Today, the couple shares the farm with several of Roen’s family members. (Roen’s parents are now deceased). These include her niece, who continues to sell flowers and vegetables to the community. 

Decades ago, Roen’s mother planted the wauke plants. She’s expanded those wauke patches, providing her and her students with ample material to beat kapa.

“I view each kapa I make as an opportunity for me to express countless design ideas and to improve on the quality of my work,” Roen told her healthy passport.

In the past, Ken led tours of their property and his collection of some 1,000 model airplanes and 7 classic cars, all coupes made from 1935 to 1957. Pictured below are his silver-white 1937 Buick Special coupe straight 8, and the 1938 Oldsmobile F series straight 6.

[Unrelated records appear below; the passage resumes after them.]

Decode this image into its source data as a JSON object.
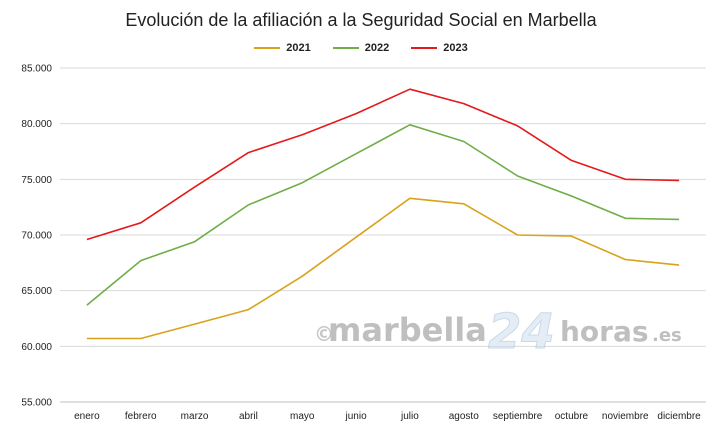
{
  "chart_data": {
    "type": "line",
    "title": "Evolución de la afiliación a la Seguridad Social en Marbella",
    "categories": [
      "enero",
      "febrero",
      "marzo",
      "abril",
      "mayo",
      "junio",
      "julio",
      "agosto",
      "septiembre",
      "octubre",
      "noviembre",
      "diciembre"
    ],
    "ylim": [
      55000,
      85000
    ],
    "yticks": [
      55000,
      60000,
      65000,
      70000,
      75000,
      80000,
      85000
    ],
    "ytick_labels": [
      "55.000",
      "60.000",
      "65.000",
      "70.000",
      "75.000",
      "80.000",
      "85.000"
    ],
    "grid": true,
    "legend_position": "top-center",
    "series": [
      {
        "name": "2021",
        "color": "#d9a21b",
        "values": [
          60700,
          60700,
          62000,
          63300,
          66300,
          69800,
          73300,
          72800,
          70000,
          69900,
          67800,
          67300
        ]
      },
      {
        "name": "2022",
        "color": "#70ad47",
        "values": [
          63700,
          67700,
          69400,
          72700,
          74700,
          77300,
          79900,
          78400,
          75300,
          73500,
          71500,
          71400
        ]
      },
      {
        "name": "2023",
        "color": "#e31a1c",
        "values": [
          69600,
          71100,
          74300,
          77400,
          79000,
          80900,
          83100,
          81800,
          79800,
          76700,
          75000,
          74900
        ]
      }
    ]
  },
  "watermark": {
    "copyright": "©",
    "brand": "marbella",
    "number": "24",
    "suffix": "horas",
    "tld": ".es"
  }
}
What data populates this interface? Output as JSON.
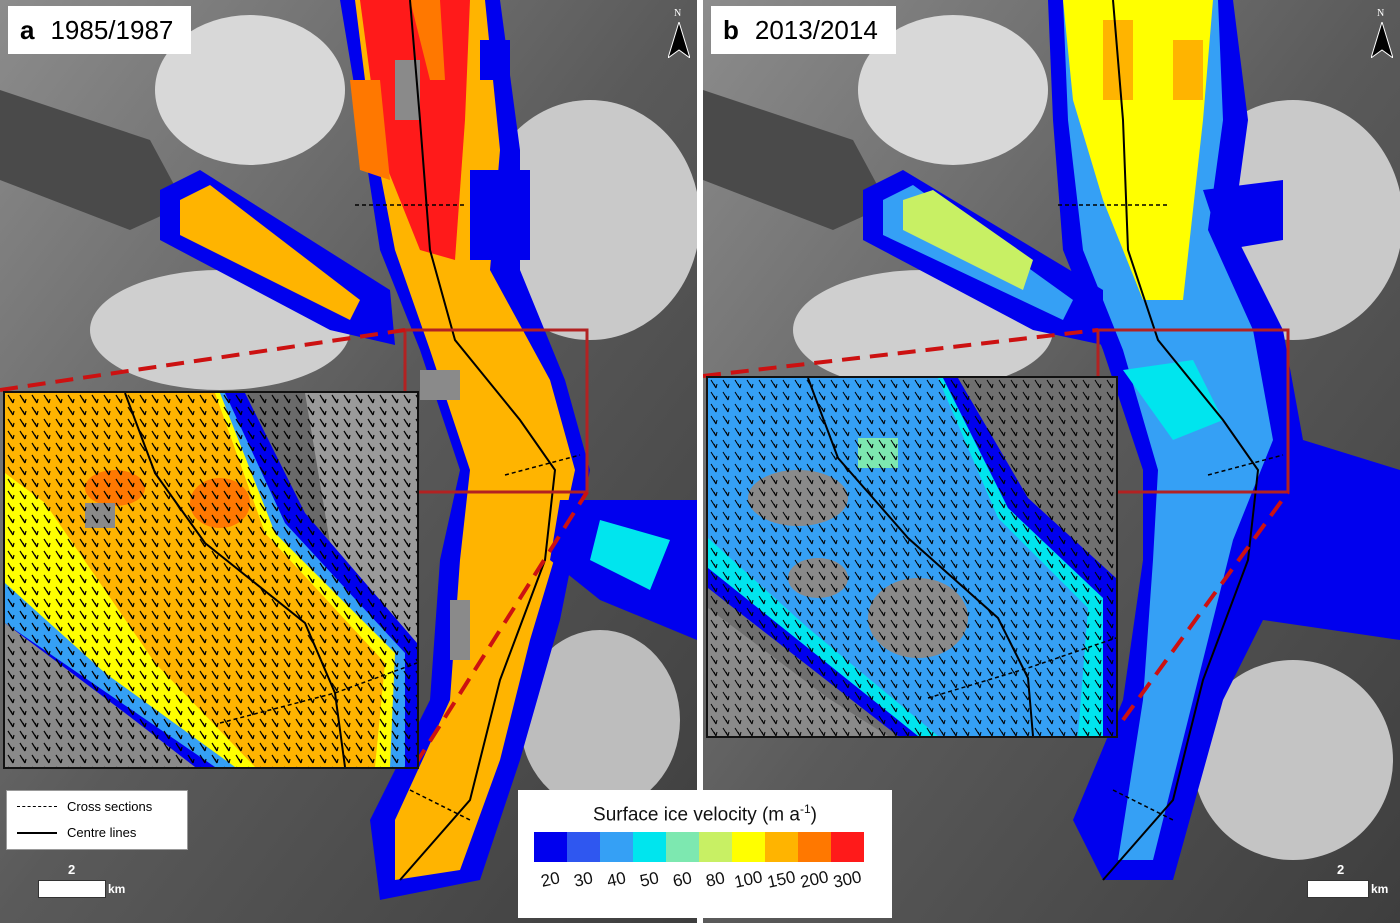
{
  "panels": [
    {
      "letter": "a",
      "years": "1985/1987"
    },
    {
      "letter": "b",
      "years": "2013/2014"
    }
  ],
  "north_label": "N",
  "scale": {
    "value": "2",
    "unit": "km"
  },
  "legend": {
    "cross_sections": "Cross sections",
    "centre_lines": "Centre lines"
  },
  "colorbar": {
    "title_main": "Surface ice velocity (m a",
    "title_sup": "-1",
    "title_end": ")",
    "ticks": [
      "20",
      "30",
      "40",
      "50",
      "60",
      "80",
      "100",
      "150",
      "200",
      "300"
    ],
    "colors": [
      "#0000ee",
      "#2f57f0",
      "#35a0f5",
      "#00e5ee",
      "#7de8b0",
      "#c8f064",
      "#ffff00",
      "#ffb400",
      "#ff7800",
      "#ff1a1a"
    ]
  },
  "colors": {
    "inset_box": "#b22222",
    "zoom_lines": "#cc1111"
  }
}
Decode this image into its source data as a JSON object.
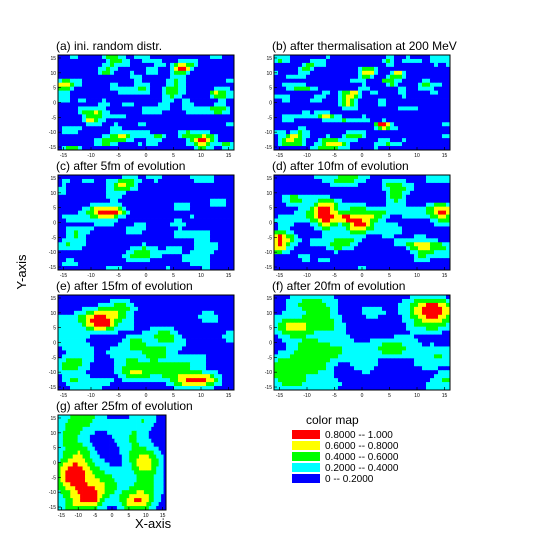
{
  "chart_data": {
    "type": "heatmap",
    "xlabel": "X-axis",
    "ylabel": "Y-axis",
    "xlim": [
      -16,
      16
    ],
    "ylim": [
      -16,
      16
    ],
    "xticks": [
      -15,
      -10,
      -5,
      0,
      5,
      10,
      15
    ],
    "yticks": [
      15,
      10,
      5,
      0,
      -5,
      -10,
      -15
    ],
    "panels": [
      {
        "title": "(a) ini. random distr.",
        "blob": 1.0,
        "seed": 11
      },
      {
        "title": "(b) after thermalisation at 200 MeV",
        "blob": 0.9,
        "seed": 23
      },
      {
        "title": "(c) after 5fm of evolution",
        "blob": 1.3,
        "seed": 37
      },
      {
        "title": "(d) after 10fm of evolution",
        "blob": 1.5,
        "seed": 41
      },
      {
        "title": "(e) after 15fm of evolution",
        "blob": 1.9,
        "seed": 53
      },
      {
        "title": "(f) after 20fm of evolution",
        "blob": 2.4,
        "seed": 67
      },
      {
        "title": "(g) after 25fm of evolution",
        "blob": 3.0,
        "seed": 79
      }
    ],
    "legend": {
      "title": "color map",
      "entries": [
        {
          "label": "0.8000  --  1.000",
          "color": "#ff0000",
          "min": 0.8,
          "max": 1.0
        },
        {
          "label": "0.6000  --  0.8000",
          "color": "#ffff00",
          "min": 0.6,
          "max": 0.8
        },
        {
          "label": "0.4000  --  0.6000",
          "color": "#00ff00",
          "min": 0.4,
          "max": 0.6
        },
        {
          "label": "0.2000  --  0.4000",
          "color": "#00ffff",
          "min": 0.2,
          "max": 0.4
        },
        {
          "label": "0  --  0.2000",
          "color": "#0000ff",
          "min": 0.0,
          "max": 0.2
        }
      ]
    }
  }
}
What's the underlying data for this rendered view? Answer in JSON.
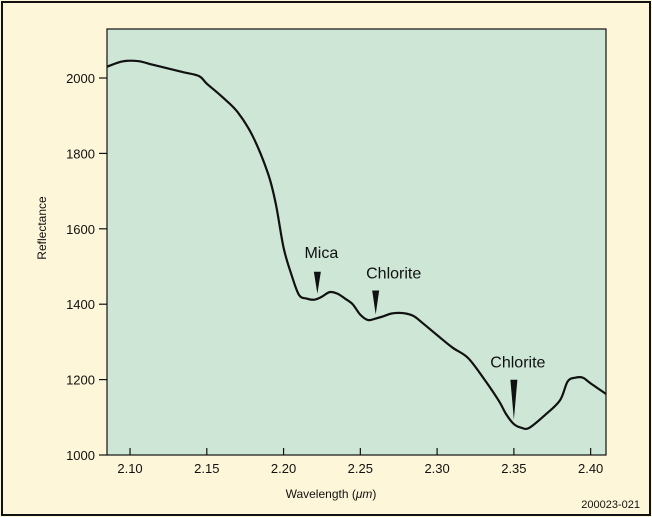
{
  "colors": {
    "page_background": "#fdf6d8",
    "plot_background": "#cde6d6",
    "line": "#111111"
  },
  "figure_id": "200023-021",
  "chart_data": {
    "type": "line",
    "title": "",
    "xlabel_prefix": "Wavelength (",
    "xlabel_unit": "μm",
    "xlabel_suffix": ")",
    "ylabel": "Reflectance",
    "xlim": [
      2.085,
      2.41
    ],
    "ylim": [
      1000,
      2130
    ],
    "x_ticks": [
      2.1,
      2.15,
      2.2,
      2.25,
      2.3,
      2.35,
      2.4
    ],
    "x_tick_labels": [
      "2.10",
      "2.15",
      "2.20",
      "2.25",
      "2.30",
      "2.35",
      "2.40"
    ],
    "y_ticks": [
      1000,
      1200,
      1400,
      1600,
      1800,
      2000
    ],
    "y_tick_labels": [
      "1000",
      "1200",
      "1400",
      "1600",
      "1800",
      "2000"
    ],
    "grid": false,
    "series": [
      {
        "x": [
          2.085,
          2.095,
          2.105,
          2.115,
          2.125,
          2.135,
          2.145,
          2.15,
          2.16,
          2.17,
          2.18,
          2.19,
          2.195,
          2.2,
          2.205,
          2.21,
          2.215,
          2.22,
          2.225,
          2.23,
          2.235,
          2.24,
          2.245,
          2.25,
          2.255,
          2.26,
          2.265,
          2.27,
          2.275,
          2.28,
          2.285,
          2.29,
          2.3,
          2.31,
          2.32,
          2.33,
          2.34,
          2.345,
          2.35,
          2.355,
          2.36,
          2.37,
          2.38,
          2.385,
          2.39,
          2.395,
          2.4,
          2.41
        ],
        "y": [
          2030,
          2044,
          2045,
          2035,
          2025,
          2015,
          2005,
          1985,
          1950,
          1910,
          1845,
          1745,
          1665,
          1550,
          1480,
          1425,
          1415,
          1412,
          1420,
          1432,
          1428,
          1415,
          1400,
          1372,
          1358,
          1362,
          1368,
          1375,
          1377,
          1375,
          1368,
          1352,
          1318,
          1285,
          1258,
          1205,
          1145,
          1108,
          1082,
          1072,
          1072,
          1105,
          1145,
          1195,
          1205,
          1205,
          1190,
          1162
        ]
      }
    ],
    "annotations": [
      {
        "text": "Mica",
        "x": 2.222,
        "y": 1417
      },
      {
        "text": "Chlorite",
        "x": 2.26,
        "y": 1362
      },
      {
        "text": "Chlorite",
        "x": 2.35,
        "y": 1083
      }
    ]
  }
}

Roen and Ken may resume farm tours in the near future. More information about the farm and tour udpates can be found on the Honopua Farm Facebook page.

Success Without Compromising Passion

Roen creates larger-than-life kapa pieces, some of them six feet or more in length, that have been sold to businesses, museums and private collectors. As the demand increases, she remains focused on the passion and creativity that drives her artistry.

“I have to make something with these hands,” Roen said in the NEA tribute video. “It’s part of the innate sense of curiosity in all of us. To transform it, somehow, into something else. We want to add to our life. Every piece of kapa is part of that journey.”